No ano passado, quatro cardeais, em uma carta conhecida como Dubia, pediram ao Papa que esclareça alguns dos mesmos pontos levantados pelos estudiosos e sacerdotes católicos.
O papa Francisco também não respondeu a essa carta.
Nenhum dos signatários da carta de heresia são cardeais ou bispos em boas condições dentro da igreja católica. O mais proeminente é o bispo Bernard Fellay, chefe da Sociedade de São Pio X, um grupo tradicionalista que separou o Vaticano sob o papa João Paulo II sobre questões doutrinais.
De certa forma, a participação de Fellay é curiosa. Como observam os organizadores da carta, Francisco procurou acolher a Sociedade conservadora de São Pio X, desde que concordem com certos ensinamentos da igreja.
Ettore Gotti Tedeschi, ex-presidente do banco do Vaticano, também é um signatário.
Joseph Shaw, um dos organizadores da carta e professor de filosofia na Universidade de Oxford, disse que espera que o Papa responda a carta, mas que não foi escrito apenas para os olhos.
“O Papa Francisco pode estar determinado a não responder a isto, mas não quer dizer que bispos e cardeais não conseguem absorvê-lo”, disse ele. “Temos que pressionar este problema para as pessoas que podem finalmente lidar com eles”.
“Se as pessoas se convencerem de que o que ele está fazendo é um erro grave, a máquina vai aproveitar”, continuou ele. “Haverá uma relutância em implementar o que está fazendo”.
Desentendimentos públicos e divisão seguiram a publicação de Amoris Laetitia em 2016, o resultado foi que diferentes bispos ao redor do mundo ofereceram diferentes interpretações do ensino.
Por exemplo, o cardeal Kevin Farrell, um americano recém-nomeado para um excelente escritório do Vaticano por Francisco no ano passado, discordou publicamente com o arcebispo de Filadélfia, Charles Chaput, sobre se os católicos divorciados e ressurgidos podem receber comunhão.
As conferências episcopais de Malta, Argentina, Polônia, Alemanha e outros países também pesaram com diferentes interpretações da decisão do Papa.
Os conservadores contestam que o Papa está mexendo no que está escrito na Bíblia e foi afirmado ao longo de séculos na Igreja Católica sobre o casamento: que uma pessoa divorciada que se casou de novo sem anulação pode não receber comunhão porque o segundo casamento é considerado adúltero.

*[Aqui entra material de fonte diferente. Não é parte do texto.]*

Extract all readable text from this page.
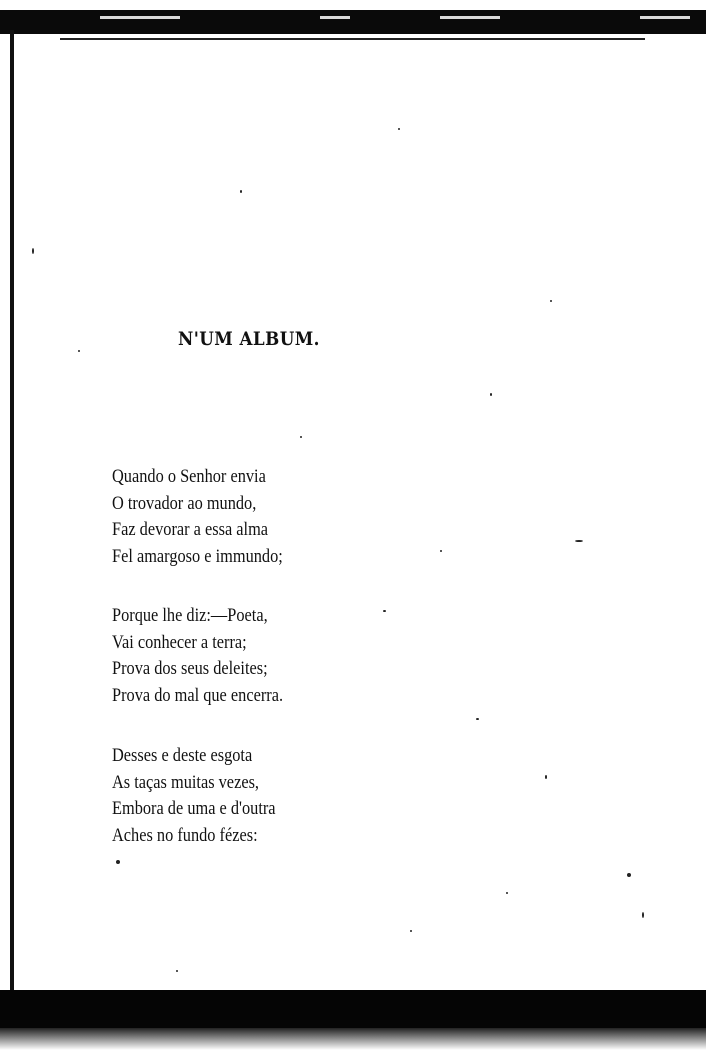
N'UM ALBUM.
Quando o Senhor envia
O trovador ao mundo,
Faz devorar a essa alma
Fel amargoso e immundo;
Porque lhe diz:—Poeta,
Vai conhecer a terra;
Prova dos seus deleites;
Prova do mal que encerra.
Desses e deste esgota
As taças muitas vezes,
Embora de uma e d'outra
Aches no fundo fézes:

“Você pode ter um desvio de prática pastoral em algumas coisas”, diz Shaw. “Mas você não pode ter variação sobre se o casamento é indissolúvel, você não pode ter variação sobre se você pode receber a comunhão”.
Os partidários de Francisco dizem que o Papa não está mudando a doutrina, mas atualizando a prática de como a Igreja Católica pode atender às realidades das famílias de hoje.
“Precisamos não apenas criticar, precisamos dizer o que é nosso ensino – e isso não é apenas um sim e nenhuma resposta”, disse Farrell à Catholic News Agency.
Não é surpresa que haja resistência à mudança dentro da Igreja Católica, que reivindica uma tradição de ensinamentos ininterruptos desde o tempo de Cristo. A questão é se Francisco pode manter juntos os flancos esquerdo e direito da igreja enquanto implementa reformas em como a igreja aplica esses ensinamentos.
Monsenhor Robert Wister, professor de história da igreja na Universidade Seton Hall em Nova Jersey, disse que não pode lembrar nada semelhante à carta de heresia nos últimos tempos. O Papa João XXII foi repreendido na década de 1330 por ensinar que as almas dos mortos não veem o rosto de Deus até o Juízo Final.
“Mas é realmente difícil fazer uma comparação”, disse ele. "Novecentos anos atrás, a maioria dos católicos eram analfabetos. Agora, todos estão no Twitter".
Então, qual será o efeito da carta de heresia no papado de Francisco?
“No grande esquema das coisas, ele irá alimentar alguns dos sites mais anti-Francisco”o", disse Wister. “E acho que vai encorajar vários sacerdotes e bispos que não gostam de sua direção pastoral”.
“Mas, se você olhar nos bancos ou mesmo nas pesquisas, a maioria das pessoas gosta de Francisco”, disse ele. “Eles veem nele uma compaixão que eles não viram na igreja, uma compreensão da realidade muito difícil de viver neste mundo tão complicado”.